John did not wait for any more, but laid the whip across the horses’ backs with a will.
“I hope we did right,” said the man with the lantern to the other as the cart bumped off. “I am not sure he was a preacher after all. I have half a mind to send a bullet after him.” But his companion, who was very sleepy, gave no encouragement to the idea, so it dropped.
On the following morning when Commandant Frank Muller—having heard that his enemy John Niel was on his way up with the Cape cart and four grey horses—ascertained that a vehicle answering to that description had been allowed to pass through Heidelberg in the dead of night, his state of mind may better be imagined than described.
As for the two sentries, he tried them by court-martial and sent them to make fortifications for the rest of the rebellion. Now they can neither of them hear the name of a clergyman mentioned without breaking out into a perfect flood of blasphemy.
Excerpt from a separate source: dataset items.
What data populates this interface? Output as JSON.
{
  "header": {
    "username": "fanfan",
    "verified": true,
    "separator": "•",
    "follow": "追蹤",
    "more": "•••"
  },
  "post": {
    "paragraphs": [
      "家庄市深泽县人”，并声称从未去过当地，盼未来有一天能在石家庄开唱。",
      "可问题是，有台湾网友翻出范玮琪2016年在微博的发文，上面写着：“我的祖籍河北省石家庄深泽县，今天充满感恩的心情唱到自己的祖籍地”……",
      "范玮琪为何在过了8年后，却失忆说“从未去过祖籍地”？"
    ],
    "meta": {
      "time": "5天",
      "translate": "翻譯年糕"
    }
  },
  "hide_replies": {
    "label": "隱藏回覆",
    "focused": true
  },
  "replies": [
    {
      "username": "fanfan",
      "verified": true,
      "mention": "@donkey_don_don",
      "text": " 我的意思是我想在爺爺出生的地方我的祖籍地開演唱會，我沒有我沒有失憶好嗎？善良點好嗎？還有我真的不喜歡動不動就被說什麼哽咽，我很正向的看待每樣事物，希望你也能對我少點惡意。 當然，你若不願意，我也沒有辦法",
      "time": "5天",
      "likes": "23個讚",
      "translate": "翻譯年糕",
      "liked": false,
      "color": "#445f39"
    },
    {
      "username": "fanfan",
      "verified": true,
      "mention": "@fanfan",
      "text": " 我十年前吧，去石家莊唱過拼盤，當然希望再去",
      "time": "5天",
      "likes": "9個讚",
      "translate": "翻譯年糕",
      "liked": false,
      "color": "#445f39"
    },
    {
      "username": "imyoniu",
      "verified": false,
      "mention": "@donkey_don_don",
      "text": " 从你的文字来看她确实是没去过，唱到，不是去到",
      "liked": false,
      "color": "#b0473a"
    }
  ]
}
Luckily for John, although he had been delayed for five minutes or more, he managed to overtake the cart in which he presumed the Bishop was ensconced. His lordship had been providentially delayed by the breaking of a trace; otherwise, it is clear that his self-nominated chaplain would never have got through the steep streets of Heidelberg that night. The town was choked up with Boer waggons, full of sleeping Boers. Over one batch of waggons and tents John saw the Transvaal flag fluttering idly in the night breeze, marking, no doubt, the headquarters of the Triumvirate, and emblazoned with the appropriate emblem of an ox-waggon and an armed Boer. Once the cart ahead of him was stopped by a sentry and some conversation ensued. Then it went on again; and so did John, unmolested. It was weary work, that journey through Heidelberg, and full of terrors for John, who every moment expected to be stopped and dragged off ignominiously to gaol. The horses, too, were dead beat, and made frantic attempts to turn and stop at every house. But, somehow, they won through the little place, and then were halted once more. Again the first cart passed on, but this time John was not so lucky.
“The pass said one cart,” said a voice.
“Yah, yah, one cart,” answered another.
John again put on his clerical air and told his artless tale; but neither of the men could understand English, so they went to a waggon that was standing about fifty yards away, to fetch somebody who could.
“Now, Inkoos,” whispered the Zulu Mouti, “drive on! drive on!”
John took the hint and lashed the horses with his long whip; while Mouti, bending forward over the splashboard, thrashed the wheelers with a sjambock. Off went the team in a spasmodic gallop, and it had covered a hundred yards of ground before the two sentries realised what had happened. Then they began to run after the cart shouting, but were soon lost in the darkness.